Modernist Textual Reinterpretation
I find it fascinating the way some clerics (that word is growing on me) do a modernist dance around “problematic” verses in the Quran or hadith. Even as they claim to affirm the original text and meaning such as in Nisa 4:34 or in hadith of the women with deficient aql these interpretations seem apologetic and quite like some other modernist interpretations, which conservatives criticize. If we can open this door, responding to the issues conservatives have a hard time saving face on, then the door is also left open for similar interpretation on other issues.
It may seem contradictory but I think those grounded in orthodoxy and modernity are the way forward for the American Muslim community. Yet, I am aware of the limitations I see in many of our teachers. No doubt, there is still much I can learn from them and I try to take the good from them but increasingly recognize how in order to grow and learn I must move beyond them.
The brothers were told they couldn’t sit in the front row either. So no bias there. =)
No doubt good thoughts are there. However, the brothers did indeed sit in the front row just leaving two seats open for the Yasarayn while we were kicked out of our front row completely and preference was given to the children. The two are not the same as was evident to anyone in attendance.
Were there any other reasons given for the eviction from the front row? There is a recent hullabaloo about a Toronto school because jummah prayers were offered in the school cafeteria (the school hired an imam – so most of the outcry was the school supporting a religion) where women sat in the back or were not allowed to participate and there was a barrier.
I don’t necessarily believe that the interpretation of the word aql moves beyond any conservative opinion, Shaykh Yasir himself stated that Ibn Taymiyya’s opinion was that women are in fact NOT dumber and less intelligent than men. It refers to the fact that women are less able to control their emotions. Nisa 34 allows men to beat women lightly- I don’t see the need for dancing around here. What is the big deal about women’s rights in America anyway? Muslim women are thriving here in the UK despite being more conservative than the US.

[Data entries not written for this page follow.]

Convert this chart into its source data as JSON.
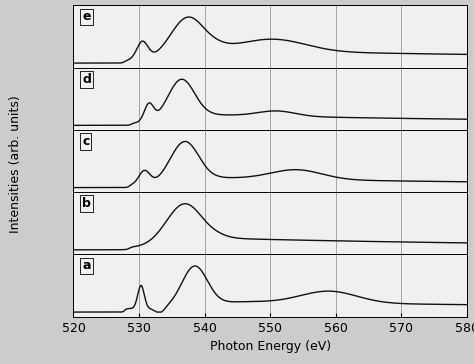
{
  "xlim": [
    520,
    580
  ],
  "xticks": [
    520,
    530,
    540,
    550,
    560,
    570,
    580
  ],
  "xlabel": "Photon Energy (eV)",
  "ylabel": "Intensities (arb. units)",
  "vlines": [
    530,
    540,
    550,
    560,
    570
  ],
  "panel_labels": [
    "e",
    "d",
    "c",
    "b",
    "a"
  ],
  "background_color": "#f0f0f0",
  "line_color": "#111111",
  "grid_color": "#999999",
  "label_fontsize": 9,
  "tick_fontsize": 9
}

Mezba: I did not hear a single decent reason, as is so often the case, it seems Muslim women are deemed expendable, even in the spaces ostensibly designated for them, and are expected to not say anything about it.

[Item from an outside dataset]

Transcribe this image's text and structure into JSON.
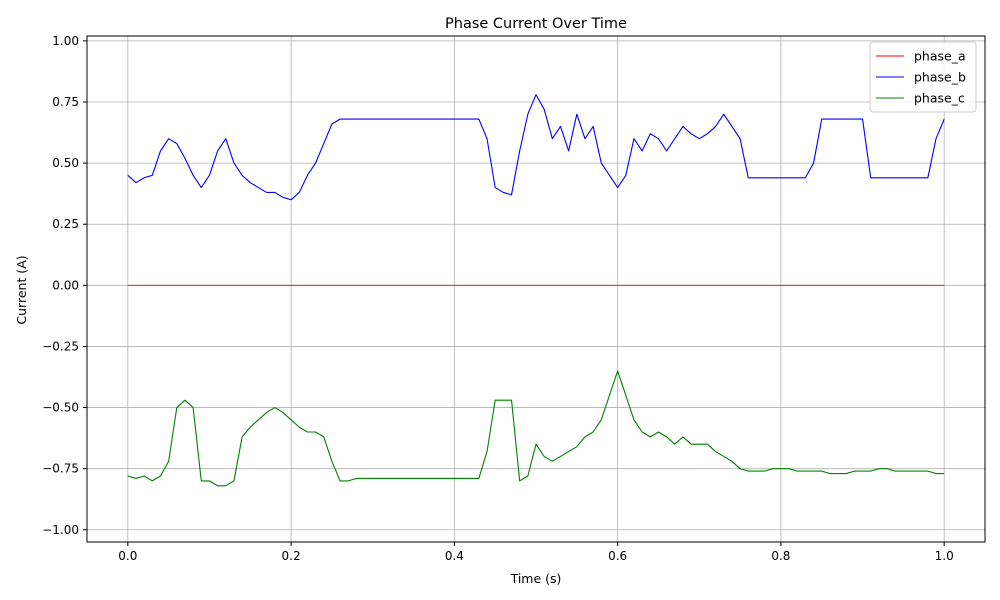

MuslimNoise: My contention is that in many discussions of “problematic” texts, there does seem quite a bit of modernist interpretation in evidence. Public discussion of either of the two examples tends to be couched in very carefully worded terms and to yield hour-long answers.
Even in Nisa v. 34, the verse does not say “lightly” this is an interpretation and the dance comes into play because very few would state what you have just alluded to publicly. Rather we hear a range of answers, which try to rationalize or even say trying to implement the end of the ayah would do more harm in this society and may not be practical for Muslims today. Once the door is opened, criticism of others for using a similar approach on other issues is weakened.